LEVERAGING A LOTTERY  (REV:R-1)    
                                       (c) John T. Thorngren 1999

    A gambling casino introduces a simple lottery based upon
    the roll of a single die -- every player on each game has
    one out of six chances to win.  In several 6,000 game series
    as well as one for 59,000 games, seven players try their
    various "systems" and demonstrate the concept of short and
    long term random. Each player's "system" is subsequently
    converted into a mathematical relationship called a "filter".
    Simple probability and statistical techniques describe the 
    concept of filters: when they are successful, when they fail,
    and why they have a unique, reflexive property.  Every system,
    even same-ticket-bets, machine quick picks, and Wheeling, can
    be converted into a filter.  A financial analysis (Leveraging
    a Lottery) uses eleven filters with their associated probabil-
    ities for success.  Each filter has a bank account, and any
    two filters may be combined into a joint account using the
    probability Law of Multiplication thus giving the player a
    total of 66 separate bank accounts.  These accounts become
    leveraged when used to generate a bet ticket.  Rather than a
    simple "win/no-win" at each lottery drawing, a player now has a
    statistical tool -- a dollar balance in his accounts -- to gauge
    whether he is on a winning streak (Winning Wave) or in a loosing
    slump (Terriblium Trough).  Leveraging a Lottery is a game within
    a game that, with a little skill and a little luck, might give one
    a real advantage and a better chance to win the lottery. It is not
    a gimmick. A fiction novel format presents supporting mathematical
    proofs ranging from very simple to extremely complex; simply 
    glossing over that which he does not understand, a reader with 
    only high school math skills will still benefit and will understand
    filters as they apply to Leveraging a Lottery.  For the more 
    mathematically inclined, the last chapter presents several tests
    for significance on lottery bias with emphasis on frequency, subtle
    patterns, and ball pair affinity using the Texas Lottery as an
    example.

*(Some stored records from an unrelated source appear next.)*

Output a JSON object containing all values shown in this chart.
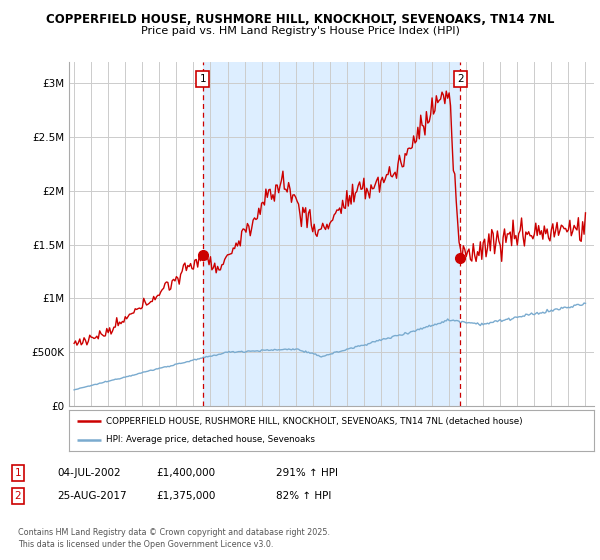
{
  "title1": "COPPERFIELD HOUSE, RUSHMORE HILL, KNOCKHOLT, SEVENOAKS, TN14 7NL",
  "title2": "Price paid vs. HM Land Registry's House Price Index (HPI)",
  "red_label": "COPPERFIELD HOUSE, RUSHMORE HILL, KNOCKHOLT, SEVENOAKS, TN14 7NL (detached house)",
  "blue_label": "HPI: Average price, detached house, Sevenoaks",
  "annotation1_label": "1",
  "annotation1_date": "04-JUL-2002",
  "annotation1_price": "£1,400,000",
  "annotation1_hpi": "291% ↑ HPI",
  "annotation2_label": "2",
  "annotation2_date": "25-AUG-2017",
  "annotation2_price": "£1,375,000",
  "annotation2_hpi": "82% ↑ HPI",
  "footer": "Contains HM Land Registry data © Crown copyright and database right 2025.\nThis data is licensed under the Open Government Licence v3.0.",
  "background_color": "#ffffff",
  "plot_bg_color": "#ffffff",
  "grid_color": "#cccccc",
  "red_color": "#cc0000",
  "blue_color": "#7aabcf",
  "vline_color": "#cc0000",
  "shade_color": "#ddeeff",
  "ylim": [
    0,
    3200000
  ],
  "yticks": [
    0,
    500000,
    1000000,
    1500000,
    2000000,
    2500000,
    3000000
  ],
  "ytick_labels": [
    "£0",
    "£500K",
    "£1M",
    "£1.5M",
    "£2M",
    "£2.5M",
    "£3M"
  ],
  "year_start": 1995,
  "year_end": 2025,
  "sale1_year": 2002.55,
  "sale1_price": 1400000,
  "sale2_year": 2017.65,
  "sale2_price": 1375000
}
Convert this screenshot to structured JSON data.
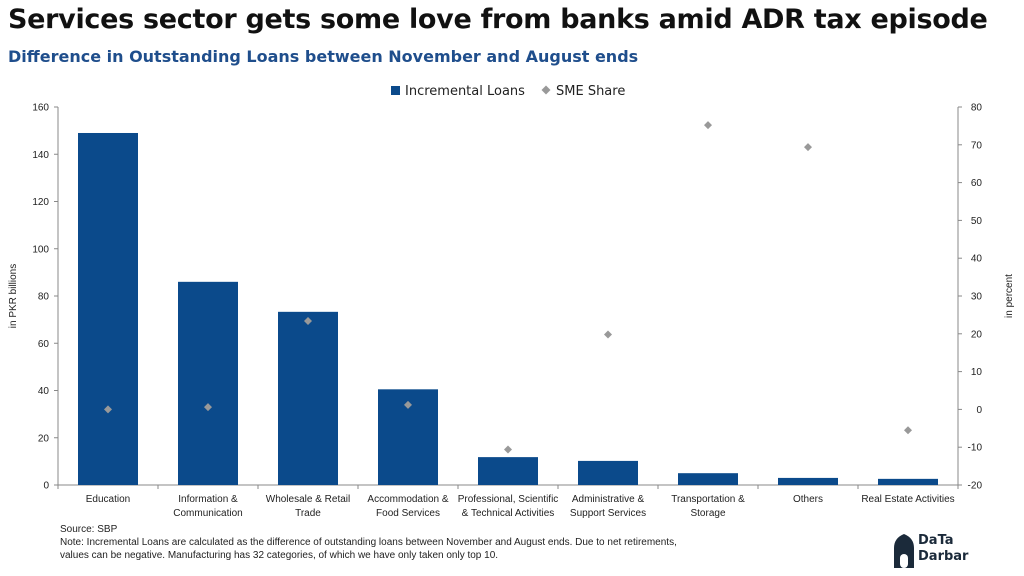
{
  "title": "Services sector gets some love from banks amid ADR tax episode",
  "subtitle": "Difference in Outstanding Loans between November and August ends",
  "chart_data": {
    "type": "bar",
    "categories": [
      [
        "Education"
      ],
      [
        "Information &",
        "Communication"
      ],
      [
        "Wholesale & Retail",
        "Trade"
      ],
      [
        "Accommodation &",
        "Food Services"
      ],
      [
        "Professional, Scientific",
        "& Technical Activities"
      ],
      [
        "Administrative &",
        "Support Services"
      ],
      [
        "Transportation &",
        "Storage"
      ],
      [
        "Others"
      ],
      [
        "Real Estate Activities"
      ]
    ],
    "series": [
      {
        "name": "Incremental Loans",
        "type": "bar",
        "axis": "left",
        "color": "#0b4a8b",
        "values": [
          149,
          86,
          73.3,
          40.5,
          11.8,
          10.2,
          5,
          3,
          2.6
        ]
      },
      {
        "name": "SME Share",
        "type": "scatter",
        "marker": "diamond",
        "axis": "right",
        "color": "#999999",
        "values": [
          0,
          0.6,
          23.4,
          1.2,
          -10.6,
          19.8,
          75.2,
          69.4,
          -5.5
        ]
      }
    ],
    "ylabel": "in PKR billions",
    "y2label": "in percent",
    "ylim": [
      0,
      160
    ],
    "y2lim": [
      -20,
      80
    ],
    "yticks": [
      0,
      20,
      40,
      60,
      80,
      100,
      120,
      140,
      160
    ],
    "y2ticks": [
      -20,
      -10,
      0,
      10,
      20,
      30,
      40,
      50,
      60,
      70,
      80
    ],
    "legend": "top-center",
    "grid": false
  },
  "notes": {
    "source": "Source: SBP",
    "line1": "Note: Incremental Loans are calculated as the difference of outstanding loans between November and August ends. Due to net retirements,",
    "line2": "values can be negative. Manufacturing has 32 categories, of which we have only taken only top 10."
  },
  "logo": {
    "line1": "DaTa",
    "line2": "Darbar"
  }
}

Radically new statistical concepts include the 9824 Rule;
    a variable correction factor for approximating a binomial with a
    normal distribution; identification of those few places where the
    Student's t and Z distributions are applicable in  lottery analysis;
    a normally distributed transformation for Hit Intervals; and the
    Significant Other Test for significance.  The Appendix contains all
    statistical equations used in the eleven filters (Even/Prime Integer,
    Sum Total, Short/Tall SixPacks, Distribution, Immediate Prior Hit,
    MPF, PFR, and Forward Difference) as well as short source codes
    written in Quick Basic for the Normal, Student's t, Z, Binomial,
    and Chi Squared distributions. The Appendix also gives instructions
    for obtaining a diskette with these source codes, the Leveraging
    a Lottery computer program, and a utility program with statistical
    procedures for lottery bias. Earlier development efforts include:
    Most Likely Draw Lotto (c) 1994, Lottery Leverage REV:P-1 (c) 1996,
    Lottery Leverage REV:P-2 (c) 1996. Word count: ~ 28,000 (exclusive
    of figures & tables). Reading grade level: Flesch-Kincaide = 8.1,
    Coleman-Liau = 11.4, Bormuth = 10.3. Flesch Reading Ease 65.3.